After Detroit’s Big Three automakers warned the tariffs on North American imports could cause a major market imbalance, they have been lifted until April 2.
President Donald Trump has temporarily lifted auto tariffs on Mexico and Canada, granting a one-month exemption before his administration implements reciprocal tariffs next month. The decision, announced March 5 by White House Press Secretary Karoline Leavitt, follows direct appeals from major automakers concerned about economic disadvantages under the proposed tariffs.
“We spoke with the Big Three auto dealers. We are going to give a one-month exemption on any autos coming through USMCA,” Trump stated in a message read by Leavitt during a White House briefing. She confirmed that Stellantis, Ford and General Motors requested the exemption.
Despite this temporary relief, Leavitt emphasized that tariffs will still take effect as planned on April 2.
“Reciprocal tariffs will still go into effect on April 2. But at the request of the companies associated with USMCA, the president is giving them an exemption for one month so they’re not at an economic disadvantage,” she said.
Trump’s move has sparked reactions across North America, particularly in Canada, where officials remain firmly opposed to any tariffs on their auto exports.
“We’re on the same page — zero tariffs — and we are not going to budge,” Ontario Premier Doug Ford said during a March 5 briefing, aligning with Canadian Prime Minister Justin Trudeau’s stance against trade barriers.
The North American auto industry is deeply interconnected, with parts and vehicles moving across borders multiple times before reaching dealerships. In 2023, U.S. auto plants produced 10.2 million vehicles, while Mexico manufactured 4 million and Canada 1.3 million, according to S&P Global Mobility. Roughly 70% of vehicles built in Canada and Mexico were sold in U.S. dealerships.
Industry leaders warn that imposing tariffs on North American auto imports while allowing European and Asian manufacturers to continue operations without similar restrictions could create a major market imbalance.
“It gives free rein to South Korean, Japanese and European companies,” Ford CEO Jim Farley told investors in February, adding that competitors importing vehicles from outside North America would not face the same cost increases.
Without an exemption, a 25% tariff on Mexican and Canadian auto imports could raise vehicle production costs by $3,500 to $12,000, according to an analysis by the Michigan-based Anderson Research Group. Automakers have argued that such tariffs could significantly disrupt supply chains and consumer pricing.

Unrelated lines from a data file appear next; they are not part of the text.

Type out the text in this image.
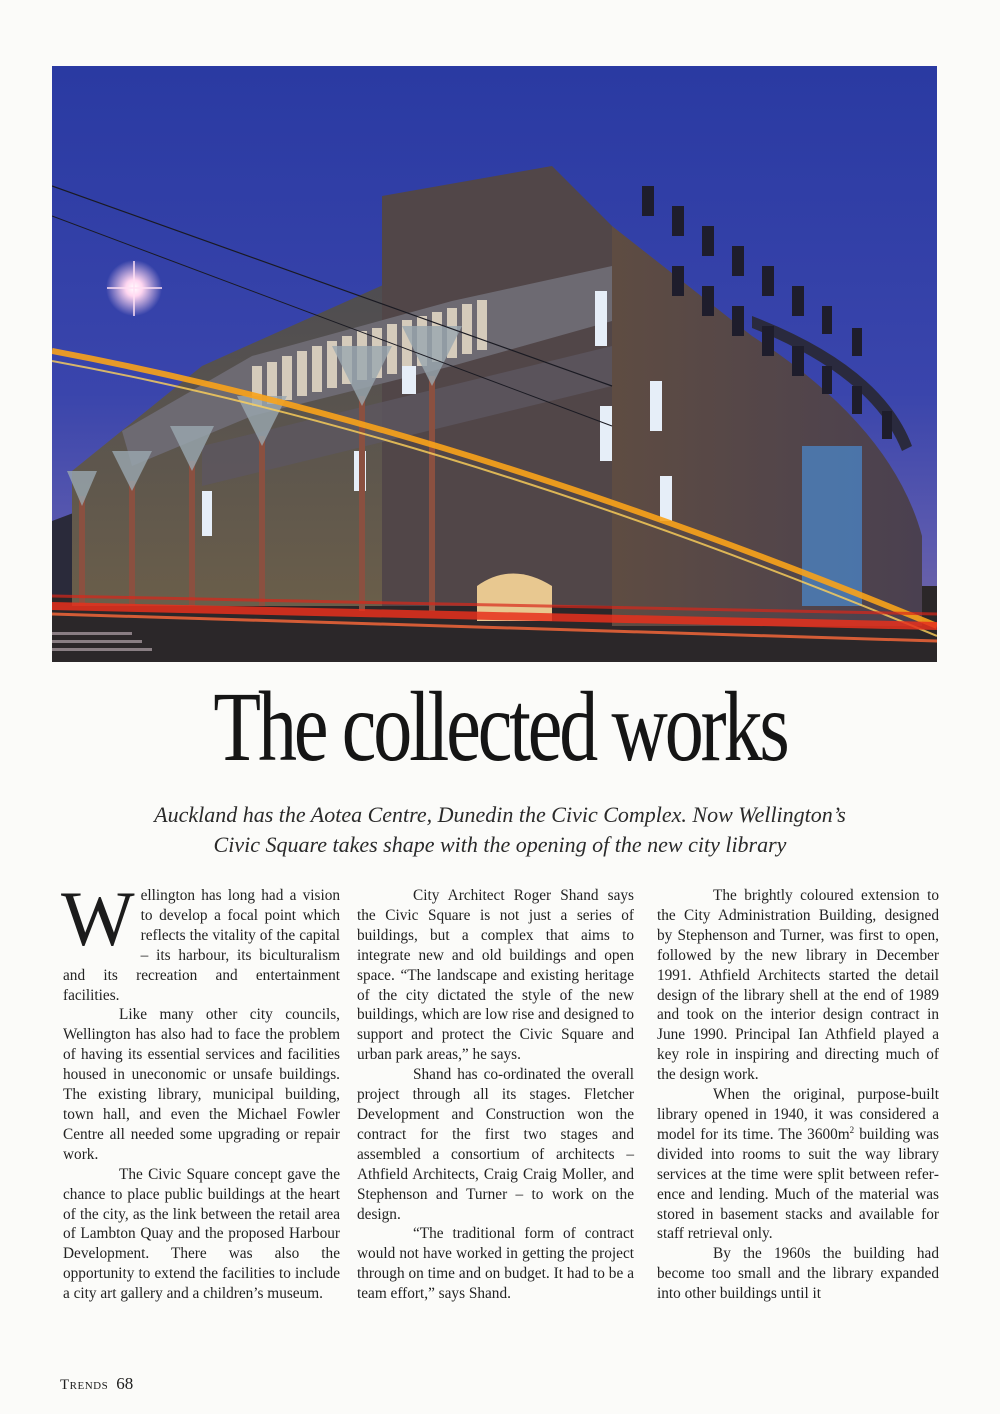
The collected works
Auckland has the Aotea Centre, Dunedin the Civic Complex. Now Wellington’s
Civic Square takes shape with the opening of the new city library

Wellington has long had a vision to develop a focal point which reflects the vitality of the capital – its harbour, its biculturalism and its recreation and entertainment facilities.

Like many other city councils, Wellington has also had to face the problem of having its essential services and facilities housed in uneconomic or unsafe buildings. The existing library, municipal building, town hall, and even the Michael Fowler Centre all needed some upgrading or repair work.

The Civic Square concept gave the chance to place public buildings at the heart of the city, as the link between the retail area of Lambton Quay and the proposed Harbour Development. There was also the opportunity to extend the facilities to include a city art gallery and a children’s museum.

City Architect Roger Shand says the Civic Square is not just a series of buildings, but a complex that aims to integrate new and old buildings and open space. “The landscape and existing heritage of the city dictated the style of the new buildings, which are low rise and designed to support and protect the Civic Square and urban park areas,” he says.

Shand has co-ordinated the overall project through all its stages. Fletcher Development and Construction won the contract for the first two stages and assembled a consortium of architects – Athfield Architects, Craig Craig Moller, and Stephenson and Turner – to work on the design.

“The traditional form of contract would not have worked in getting the project through on time and on budget. It had to be a team effort,” says Shand.

The brightly coloured extension to the City Administration Building, designed by Stephenson and Turner, was first to open, followed by the new library in December 1991. Athfield Architects started the detail design of the library shell at the end of 1989 and took on the interior design contract in June 1990. Principal Ian Athfield played a key role in inspiring and directing much of the design work.

When the original, purpose-built library opened in 1940, it was considered a model for its time. The $3600m^2$ building was divided into rooms to suit the way library services at the time were split between reference and lending. Much of the material was stored in basement stacks and available for staff retrieval only.

By the 1960s the building had become too small and the library expanded into other buildings until it

Trends 68
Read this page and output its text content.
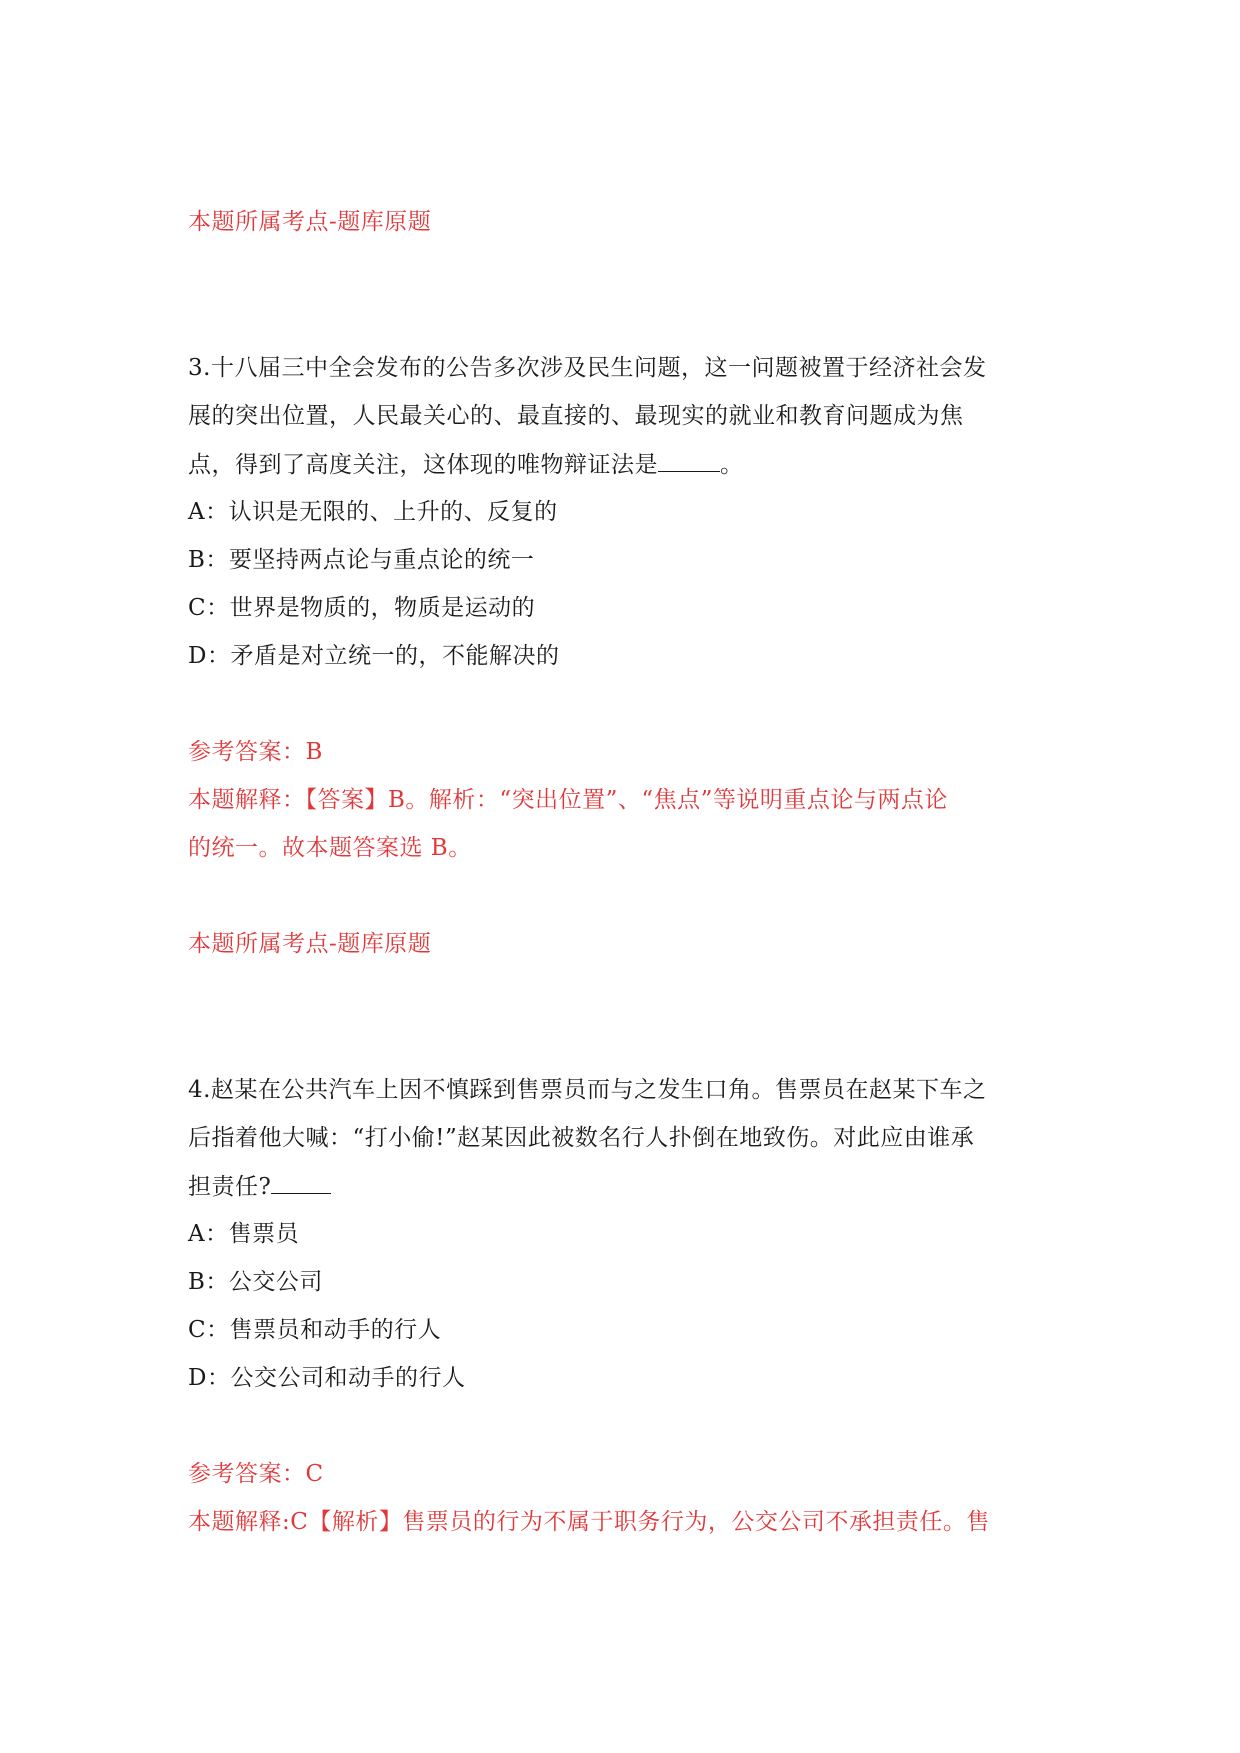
本题所属考点-题库原题
3.十八届三中全会发布的公告多次涉及民生问题，这一问题被置于经济社会发
展的突出位置，人民最关心的、最直接的、最现实的就业和教育问题成为焦
点，得到了高度关注，这体现的唯物辩证法是	。
A：认识是无限的、上升的、反复的
B：要坚持两点论与重点论的统一
C：世界是物质的，物质是运动的
D：矛盾是对立统一的，不能解决的
参考答案：B
本题解释：【答案】B。解析：“突出位置”、“焦点”等说明重点论与两点论
的统一。故本题答案选 B。
本题所属考点-题库原题
4.赵某在公共汽车上因不慎踩到售票员而与之发生口角。售票员在赵某下车之
后指着他大喊：“打小偷!”赵某因此被数名行人扑倒在地致伤。对此应由谁承
担责任?
A：售票员
B：公交公司
C：售票员和动手的行人
D：公交公司和动手的行人
参考答案：C
本题解释:C【解析】售票员的行为不属于职务行为，公交公司不承担责任。售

Trump’s administration remains open to additional exemptions, though Leavitt reinforced that companies should use the grace period to consider shifting production to the U.S. “He told them they should get on it, start investing, start moving, shift production here to the United States of America, where they will pay no tariff. That’s the ultimate goal,” she said.
Meanwhile, financial markets responded positively to the announcement, with the Dow Jones Industrial Average rising 540 points on March 5. Auto stocks surged, with Ford gaining 5.7%, Stellantis jumping 9.3%, and GM climbing 7.7%.
While the one-month extension offers temporary relief, uncertainty looms for businesses dependent on North American trade. A recent Institute for Supply Management survey revealed widespread concern over tariffs, with respondents citing potential ripple effects that could significantly impact operations.